L'Assemblée nationale approuve le projet de loi contre le "séparatisme"

T.G avec AFP
Publié le 17 février 2021 à 6h27
Le ministre de l'intérieur Gérald Darmanin lors de la séance du 16 février 2021

Le ministre de l'intérieur Gérald Darmanin lors de la séance du 16 février 2021

Source : Anne-Christine POUJOULAT / AFP

POLÉMIQUE - Adopté en première lecture à l'Assemblée nationale, le projet de loi "confortant le respect des principes de la République" doit être examiné à son tour par le Sénat fin mars.

Houleux ces dernières semaines, les vifs débats à l'Assemblée nationale autour du projet de loi contre le "séparatisme" viennent d'aboutir. Les députés ont adopté le texte, jugé trop faible ou hors sujet selon les camps politiques, avec une majorité confortable de 347 voix pour (151 voix contre, 65 abstentions). Souhaité par le gouvernement, le projet de loi "confortant le respect des principes de la République" doit encore être examiné par le Sénat à partir du 30 mars prochain.

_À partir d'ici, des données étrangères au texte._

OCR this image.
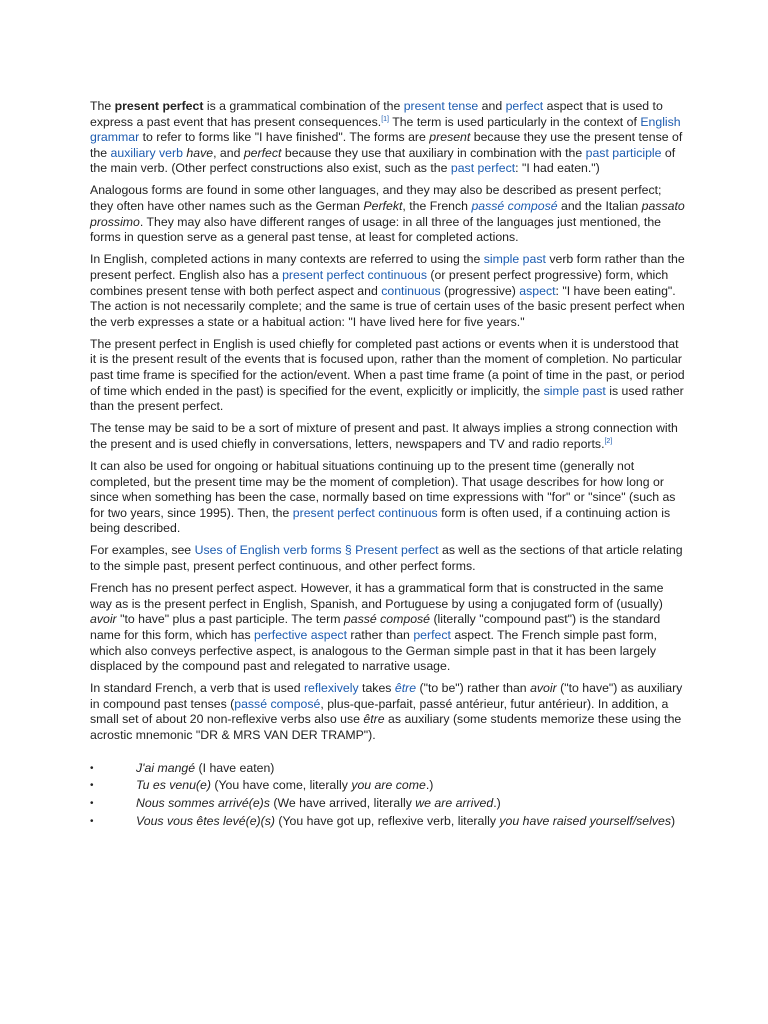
The present perfect is a grammatical combination of the present tense and perfect aspect that is used to express a past event that has present consequences.[1] The term is used particularly in the context of English grammar to refer to forms like "I have finished". The forms are present because they use the present tense of the auxiliary verb have, and perfect because they use that auxiliary in combination with the past participle of the main verb. (Other perfect constructions also exist, such as the past perfect: "I had eaten.")

Analogous forms are found in some other languages, and they may also be described as present perfect; they often have other names such as the German Perfekt, the French passé composé and the Italian passato prossimo. They may also have different ranges of usage: in all three of the languages just mentioned, the forms in question serve as a general past tense, at least for completed actions.

In English, completed actions in many contexts are referred to using the simple past verb form rather than the present perfect. English also has a present perfect continuous (or present perfect progressive) form, which combines present tense with both perfect aspect and continuous (progressive) aspect: "I have been eating". The action is not necessarily complete; and the same is true of certain uses of the basic present perfect when the verb expresses a state or a habitual action: "I have lived here for five years."

The present perfect in English is used chiefly for completed past actions or events when it is understood that it is the present result of the events that is focused upon, rather than the moment of completion. No particular past time frame is specified for the action/event. When a past time frame (a point of time in the past, or period of time which ended in the past) is specified for the event, explicitly or implicitly, the simple past is used rather than the present perfect.

The tense may be said to be a sort of mixture of present and past. It always implies a strong connection with the present and is used chiefly in conversations, letters, newspapers and TV and radio reports.[2]

It can also be used for ongoing or habitual situations continuing up to the present time (generally not completed, but the present time may be the moment of completion). That usage describes for how long or since when something has been the case, normally based on time expressions with "for" or "since" (such as for two years, since 1995). Then, the present perfect continuous form is often used, if a continuing action is being described.

For examples, see Uses of English verb forms § Present perfect as well as the sections of that article relating to the simple past, present perfect continuous, and other perfect forms.

French has no present perfect aspect. However, it has a grammatical form that is constructed in the same way as is the present perfect in English, Spanish, and Portuguese by using a conjugated form of (usually) avoir "to have" plus a past participle. The term passé composé (literally "compound past") is the standard name for this form, which has perfective aspect rather than perfect aspect. The French simple past form, which also conveys perfective aspect, is analogous to the German simple past in that it has been largely displaced by the compound past and relegated to narrative usage.

In standard French, a verb that is used reflexively takes être ("to be") rather than avoir ("to have") as auxiliary in compound past tenses (passé composé, plus-que-parfait, passé antérieur, futur antérieur). In addition, a small set of about 20 non-reflexive verbs also use être as auxiliary (some students memorize these using the acrostic mnemonic "DR & MRS VAN DER TRAMP").

•	J'ai mangé (I have eaten)
•	Tu es venu(e) (You have come, literally you are come.)
•	Nous sommes arrivé(e)s (We have arrived, literally we are arrived.)
•	Vous vous êtes levé(e)(s) (You have got up, reflexive verb, literally you have raised yourself/selves)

Malgré les promesses initiales de divisions, la majorité s'est massivement rangée derrière ce texte. Il n'y a pas eu "de désordre", s'est félicité le chef de file des députés LREM, Christophe Castaner. Dix "marcheurs" se sont abstenus et un a voté contre. Côté opposition, le Parti socialiste et les députés communistes ont choisi de bouder ce projet de loi en s'abstenant, tout comme le Rassemblement national. Les Républicains et La France insoumise se sont abstenus.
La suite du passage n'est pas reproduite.